Roth nodded to himself. General Kesselring had been ordered, directly from Berlin – which meant Hitler himself – to prepare a plan for countering the future Britain. Roth had, with some reluctance, given up most of the books on the future war in Iraq – and had even let him ask Oliver some questions.
“He said that the situation appeared more promising than it seemed at first glance,” he said. Himmler looked relived. “While we are far weaker than we were, we might have some advantages, not least weight of numbers. Still, we really need more information – more precise data.”
Himmler nodded. “Do you have a plan to get the information, Standartenfuhrer?”
Roth winced internally at the far from subtle reminder of his low rank. “We need to make contact with Oliver’s associates,” he said. “They have to get us information – genuinely useful information – that will help us to adapt as quickly as we can. Oliver believes that they – the future British – will have problems of their own, but they can adapt to it. We have a window of opportunity to take what they have for the Reich, but a very short one.”
“We have been shown our destiny, have we?” Adolf Hitler, Fuhrer of the Greater German Reich, pronounced. “We have been shown, not our destiny, but a possible future – if we lose our strength and will! We have been shown a glimpse of a possible future, where Europe groans under the slavery of the French and the Russians, of a future where all the virtues of the German Volk are crushed!
“Providence has shown us the way forward,” he thundered, his voice rising. “With our inflexible will, we will adapt to the future; the menace of godless soviet communism and the insidious menace of the Jews will be crushed instead!”
Jim Oliver didn’t dare look at his watch. The Fuhrer was speaking and had been speaking for nearly an hour, thundering about Jewish plots that had brought down the Reich – and completely ignoring the fact that it had been him who’d given the fatal orders; not to invade Britain, not to press the advantage in the North African campaign, to launch an ill-prepared invasion of Russia, to stand at Stalingrad…
“With the application of German will and power, we will crush this Jewish future,” he bellowed. “With our window into the future, we will prevail!”

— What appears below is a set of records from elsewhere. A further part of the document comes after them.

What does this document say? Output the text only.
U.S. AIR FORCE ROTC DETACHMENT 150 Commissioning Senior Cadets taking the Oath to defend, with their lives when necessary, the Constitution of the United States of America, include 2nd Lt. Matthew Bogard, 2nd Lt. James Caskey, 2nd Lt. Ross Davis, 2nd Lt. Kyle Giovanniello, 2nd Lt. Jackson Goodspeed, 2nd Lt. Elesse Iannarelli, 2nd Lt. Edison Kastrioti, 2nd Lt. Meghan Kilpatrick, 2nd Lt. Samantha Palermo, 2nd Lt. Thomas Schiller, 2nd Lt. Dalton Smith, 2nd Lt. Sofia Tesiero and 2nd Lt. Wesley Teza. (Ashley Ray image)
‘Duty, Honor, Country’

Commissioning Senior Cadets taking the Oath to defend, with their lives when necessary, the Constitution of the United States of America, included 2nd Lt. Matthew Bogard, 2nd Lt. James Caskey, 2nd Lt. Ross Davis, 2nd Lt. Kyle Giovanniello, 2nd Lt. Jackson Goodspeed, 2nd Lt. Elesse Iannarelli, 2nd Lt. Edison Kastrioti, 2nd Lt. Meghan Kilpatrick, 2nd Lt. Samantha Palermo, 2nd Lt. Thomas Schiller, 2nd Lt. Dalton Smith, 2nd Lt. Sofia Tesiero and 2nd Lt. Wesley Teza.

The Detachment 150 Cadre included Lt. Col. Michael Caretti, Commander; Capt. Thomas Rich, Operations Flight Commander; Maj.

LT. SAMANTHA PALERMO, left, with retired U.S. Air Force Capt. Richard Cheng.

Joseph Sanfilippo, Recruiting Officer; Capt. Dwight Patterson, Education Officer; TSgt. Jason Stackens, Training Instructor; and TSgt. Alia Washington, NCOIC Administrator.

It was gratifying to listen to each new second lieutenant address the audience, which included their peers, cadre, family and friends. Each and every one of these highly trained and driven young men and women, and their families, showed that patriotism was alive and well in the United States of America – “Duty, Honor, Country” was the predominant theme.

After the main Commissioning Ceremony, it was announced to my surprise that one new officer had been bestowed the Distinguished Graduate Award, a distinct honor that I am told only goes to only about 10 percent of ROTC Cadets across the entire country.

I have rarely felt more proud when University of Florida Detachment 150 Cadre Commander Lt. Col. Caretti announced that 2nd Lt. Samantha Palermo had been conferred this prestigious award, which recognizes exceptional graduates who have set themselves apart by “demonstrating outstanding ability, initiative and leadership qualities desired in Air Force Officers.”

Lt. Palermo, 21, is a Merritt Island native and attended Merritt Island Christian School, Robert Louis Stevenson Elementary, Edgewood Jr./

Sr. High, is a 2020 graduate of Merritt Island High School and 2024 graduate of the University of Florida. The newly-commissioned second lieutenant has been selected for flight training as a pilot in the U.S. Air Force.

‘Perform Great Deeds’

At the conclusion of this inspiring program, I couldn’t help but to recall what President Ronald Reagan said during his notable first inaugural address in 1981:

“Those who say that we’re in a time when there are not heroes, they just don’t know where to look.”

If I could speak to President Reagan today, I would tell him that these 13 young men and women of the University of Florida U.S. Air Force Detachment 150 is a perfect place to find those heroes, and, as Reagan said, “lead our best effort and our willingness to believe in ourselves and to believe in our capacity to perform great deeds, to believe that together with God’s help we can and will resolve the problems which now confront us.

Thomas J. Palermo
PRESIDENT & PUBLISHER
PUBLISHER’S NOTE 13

His face shifted rapidly as he sat down. Beside him, a fat man clapped noisily, his medals rattling on his ample chest; Herman Goring, head of the Luffwaffe, and now one of the senior Party officials. Around the table, Kesselring, Raeder, Jodl, Manstein and a handful of people he didn’t recognise, listened carefully and raptly. He felt almost as if he had fallen into a snake pit; the Wehrmacht officers eyed the Luffwaffe officers as if they were at war with them, rather than the British and associated minor governments-in-exile. Absently, he wondered what had happened to DeGaulle; had he been on the 1940 Britain when it vanished?
Hitler poked with a single finger at the laptop. “Is there any Jewish science in this?” He demanded, fixing Oliver with his gaze. He shivered; Hitler’s stare wasn’t hostile, it was darkly compelling, inviting him to share in a glorious crusade into darkness. Himmler, however, had carefully briefed him first; there were certain subjects that were never to be mentioned in front of Hitler.